# A front grill on my se-l...



## martpro11 (Jan 27, 2003)

I want to put a front grill on my se-l or replace the front piece with mesh. But as you know the 99 se-l dosnth ave a stock grill it has that small front panel that has the nissan emblem on it. How would I put mesh in place with this and how would I remove it?


----------



## sethwas (Apr 30, 2002)

Hmm,
I would reccomend just getting a grill that you like off a sentra from a Junk Yard. Scorchin200SX has an alternative too.

Seth


----------



## martpro11 (Jan 27, 2003)

I would do that but how I would I replace the 99 se-l front with a grill. Cause the 99 se-l front lights are chaped different so they fit around the front panel.


----------



## Ninety-Nine SE-L (May 5, 2002)

a 98 grille would fit on with no modification. Just pop the old one off (5 mounting points) and pop te new one on. Because of the odd-shaped headlights, it will look a little strange. I've seen a 98 200sx with the 98 sentra grille on it at my school.

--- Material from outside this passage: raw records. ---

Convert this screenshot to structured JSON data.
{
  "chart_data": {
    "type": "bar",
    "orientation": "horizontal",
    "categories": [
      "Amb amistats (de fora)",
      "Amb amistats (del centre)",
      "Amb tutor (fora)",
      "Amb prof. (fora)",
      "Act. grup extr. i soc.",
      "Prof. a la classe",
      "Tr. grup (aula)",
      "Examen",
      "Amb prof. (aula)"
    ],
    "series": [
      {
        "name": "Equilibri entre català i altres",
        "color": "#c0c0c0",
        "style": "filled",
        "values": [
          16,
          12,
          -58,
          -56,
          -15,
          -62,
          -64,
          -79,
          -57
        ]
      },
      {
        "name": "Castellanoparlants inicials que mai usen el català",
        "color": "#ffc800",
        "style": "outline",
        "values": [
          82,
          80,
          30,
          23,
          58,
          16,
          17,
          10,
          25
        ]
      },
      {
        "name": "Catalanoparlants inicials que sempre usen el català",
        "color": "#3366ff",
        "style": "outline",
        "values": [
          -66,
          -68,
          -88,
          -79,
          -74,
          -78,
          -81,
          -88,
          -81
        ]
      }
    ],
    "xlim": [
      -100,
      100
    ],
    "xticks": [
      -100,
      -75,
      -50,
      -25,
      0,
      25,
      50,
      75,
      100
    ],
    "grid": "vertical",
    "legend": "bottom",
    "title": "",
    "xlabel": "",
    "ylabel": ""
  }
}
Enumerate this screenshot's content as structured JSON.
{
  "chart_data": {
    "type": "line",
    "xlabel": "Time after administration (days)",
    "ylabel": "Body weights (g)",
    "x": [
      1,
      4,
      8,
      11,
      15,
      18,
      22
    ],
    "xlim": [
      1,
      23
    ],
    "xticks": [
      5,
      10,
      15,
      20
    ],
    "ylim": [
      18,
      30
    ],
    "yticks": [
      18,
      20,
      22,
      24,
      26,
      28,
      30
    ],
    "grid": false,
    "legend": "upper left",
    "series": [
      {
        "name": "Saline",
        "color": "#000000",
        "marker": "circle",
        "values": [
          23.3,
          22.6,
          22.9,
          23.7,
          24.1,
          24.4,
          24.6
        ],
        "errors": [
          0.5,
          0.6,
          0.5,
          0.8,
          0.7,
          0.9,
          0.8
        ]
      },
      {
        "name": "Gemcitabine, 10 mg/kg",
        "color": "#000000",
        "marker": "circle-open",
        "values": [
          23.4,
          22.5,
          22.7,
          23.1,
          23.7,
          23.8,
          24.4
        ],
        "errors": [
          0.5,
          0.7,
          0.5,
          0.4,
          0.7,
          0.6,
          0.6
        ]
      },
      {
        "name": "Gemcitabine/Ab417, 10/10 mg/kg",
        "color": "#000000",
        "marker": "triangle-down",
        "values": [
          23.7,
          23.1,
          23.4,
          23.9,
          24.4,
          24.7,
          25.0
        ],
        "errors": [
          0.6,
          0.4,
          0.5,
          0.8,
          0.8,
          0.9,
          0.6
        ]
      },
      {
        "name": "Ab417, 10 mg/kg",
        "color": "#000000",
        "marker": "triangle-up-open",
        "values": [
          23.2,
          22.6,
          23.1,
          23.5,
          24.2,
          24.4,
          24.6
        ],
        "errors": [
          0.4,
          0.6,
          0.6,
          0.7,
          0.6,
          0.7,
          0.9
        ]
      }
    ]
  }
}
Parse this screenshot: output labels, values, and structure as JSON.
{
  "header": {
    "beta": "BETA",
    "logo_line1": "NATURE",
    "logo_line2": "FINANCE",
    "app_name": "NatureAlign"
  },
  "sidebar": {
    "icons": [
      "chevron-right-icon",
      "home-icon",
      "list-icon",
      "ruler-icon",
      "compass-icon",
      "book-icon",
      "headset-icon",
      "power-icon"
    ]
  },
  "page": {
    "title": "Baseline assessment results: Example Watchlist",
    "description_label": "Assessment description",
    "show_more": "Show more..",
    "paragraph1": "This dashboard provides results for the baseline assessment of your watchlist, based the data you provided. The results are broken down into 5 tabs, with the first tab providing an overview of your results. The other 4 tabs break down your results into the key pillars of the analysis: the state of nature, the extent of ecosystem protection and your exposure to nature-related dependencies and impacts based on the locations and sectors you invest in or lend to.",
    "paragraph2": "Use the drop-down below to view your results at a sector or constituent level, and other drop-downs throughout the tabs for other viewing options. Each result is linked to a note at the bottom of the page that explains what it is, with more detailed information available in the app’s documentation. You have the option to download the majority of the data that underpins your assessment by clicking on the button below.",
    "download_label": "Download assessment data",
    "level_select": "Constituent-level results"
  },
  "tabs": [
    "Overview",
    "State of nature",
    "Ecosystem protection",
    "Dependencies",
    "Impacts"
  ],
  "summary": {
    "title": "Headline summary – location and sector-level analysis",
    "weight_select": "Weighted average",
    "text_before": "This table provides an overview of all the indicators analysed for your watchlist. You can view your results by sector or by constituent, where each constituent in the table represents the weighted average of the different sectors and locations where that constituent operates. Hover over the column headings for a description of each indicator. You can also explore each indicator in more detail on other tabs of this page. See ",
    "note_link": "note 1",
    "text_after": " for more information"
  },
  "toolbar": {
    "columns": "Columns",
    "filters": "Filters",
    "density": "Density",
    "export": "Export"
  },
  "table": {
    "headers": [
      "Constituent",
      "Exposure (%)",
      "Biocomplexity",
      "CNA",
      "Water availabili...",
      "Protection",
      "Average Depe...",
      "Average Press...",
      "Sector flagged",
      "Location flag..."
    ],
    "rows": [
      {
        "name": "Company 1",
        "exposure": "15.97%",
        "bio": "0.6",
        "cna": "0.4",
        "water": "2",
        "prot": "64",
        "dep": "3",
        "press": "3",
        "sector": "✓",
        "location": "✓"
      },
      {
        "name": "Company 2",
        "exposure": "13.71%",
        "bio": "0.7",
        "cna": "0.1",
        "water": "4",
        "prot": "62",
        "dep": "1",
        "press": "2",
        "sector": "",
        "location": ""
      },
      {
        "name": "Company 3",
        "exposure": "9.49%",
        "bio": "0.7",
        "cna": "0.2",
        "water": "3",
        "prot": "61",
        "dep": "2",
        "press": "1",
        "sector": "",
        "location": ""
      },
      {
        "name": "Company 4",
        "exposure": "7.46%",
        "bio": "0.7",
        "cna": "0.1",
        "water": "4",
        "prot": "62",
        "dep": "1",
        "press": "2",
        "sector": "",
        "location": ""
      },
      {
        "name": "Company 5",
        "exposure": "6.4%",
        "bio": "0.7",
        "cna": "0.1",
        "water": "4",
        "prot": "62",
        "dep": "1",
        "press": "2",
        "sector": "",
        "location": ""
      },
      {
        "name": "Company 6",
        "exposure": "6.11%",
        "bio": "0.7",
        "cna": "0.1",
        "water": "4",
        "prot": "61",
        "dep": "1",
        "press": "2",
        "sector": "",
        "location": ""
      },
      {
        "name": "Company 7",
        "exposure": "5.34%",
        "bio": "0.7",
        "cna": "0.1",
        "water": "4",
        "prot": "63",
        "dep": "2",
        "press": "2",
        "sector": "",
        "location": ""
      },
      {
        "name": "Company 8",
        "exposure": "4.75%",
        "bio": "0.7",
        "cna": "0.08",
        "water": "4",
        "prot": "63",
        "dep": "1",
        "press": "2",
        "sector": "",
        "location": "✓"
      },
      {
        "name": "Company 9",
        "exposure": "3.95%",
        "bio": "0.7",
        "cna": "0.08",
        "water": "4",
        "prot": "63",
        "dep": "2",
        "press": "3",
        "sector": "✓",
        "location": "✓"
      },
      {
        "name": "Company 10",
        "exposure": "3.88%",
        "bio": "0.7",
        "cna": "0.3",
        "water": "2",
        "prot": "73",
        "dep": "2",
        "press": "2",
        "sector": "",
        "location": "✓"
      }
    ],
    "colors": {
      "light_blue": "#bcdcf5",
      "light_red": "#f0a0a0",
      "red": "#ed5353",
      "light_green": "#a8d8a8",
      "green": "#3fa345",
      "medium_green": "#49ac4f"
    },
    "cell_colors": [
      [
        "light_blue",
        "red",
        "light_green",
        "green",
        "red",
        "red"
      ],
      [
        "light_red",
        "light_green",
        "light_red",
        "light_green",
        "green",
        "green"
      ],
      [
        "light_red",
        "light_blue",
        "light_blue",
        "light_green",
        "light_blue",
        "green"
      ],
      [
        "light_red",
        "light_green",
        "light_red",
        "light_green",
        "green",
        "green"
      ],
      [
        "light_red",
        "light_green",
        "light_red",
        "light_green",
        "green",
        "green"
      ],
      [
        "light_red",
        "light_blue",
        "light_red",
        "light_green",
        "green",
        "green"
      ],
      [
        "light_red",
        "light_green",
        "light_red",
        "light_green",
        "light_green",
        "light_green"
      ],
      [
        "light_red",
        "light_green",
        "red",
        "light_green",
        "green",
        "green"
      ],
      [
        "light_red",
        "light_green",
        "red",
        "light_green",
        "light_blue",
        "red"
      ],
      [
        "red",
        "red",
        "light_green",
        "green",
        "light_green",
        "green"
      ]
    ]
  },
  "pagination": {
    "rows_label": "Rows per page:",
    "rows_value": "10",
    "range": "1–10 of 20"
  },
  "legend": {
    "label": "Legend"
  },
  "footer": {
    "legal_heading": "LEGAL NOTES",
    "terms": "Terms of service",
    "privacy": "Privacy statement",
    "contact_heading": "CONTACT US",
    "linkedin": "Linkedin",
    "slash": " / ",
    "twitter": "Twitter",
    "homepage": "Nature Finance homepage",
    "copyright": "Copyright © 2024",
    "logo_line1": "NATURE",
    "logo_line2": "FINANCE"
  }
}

I admit that I like the 98 sentra grille the best, but I didn't really feel it flow when I saw it next to those headlights.


----------



## sethwas (Apr 30, 2002)

So,
Just get new headlights then.

Seth


----------



## sr20 805 (Oct 7, 2002)

sethwas said:


> *So,
> Just get new headlights then.
> 
> Seth *


yea, and replace your tail lights......and sell them to me


----------



## LIUSPEED (May 29, 2002)

sethwas said:


> *So,
> Just get new headlights then.
> 
> Seth *



yep.. see i told you martpro11.. i told u jes get new headlights as we discussed earlier on AIM chat.


----------



## whiteb14 (Jul 7, 2002)

*...*



> yea, and replace your tail lights......and sell them to me


...he has the red/orange tails...


----------



## superfro86 (May 15, 2002)

where u get the sunny ex emblems.


----------



## Ninety-Nine SE-L (May 5, 2002)

superfro86 said:


> *where u get the sunny ex emblems. *


 Japan


----------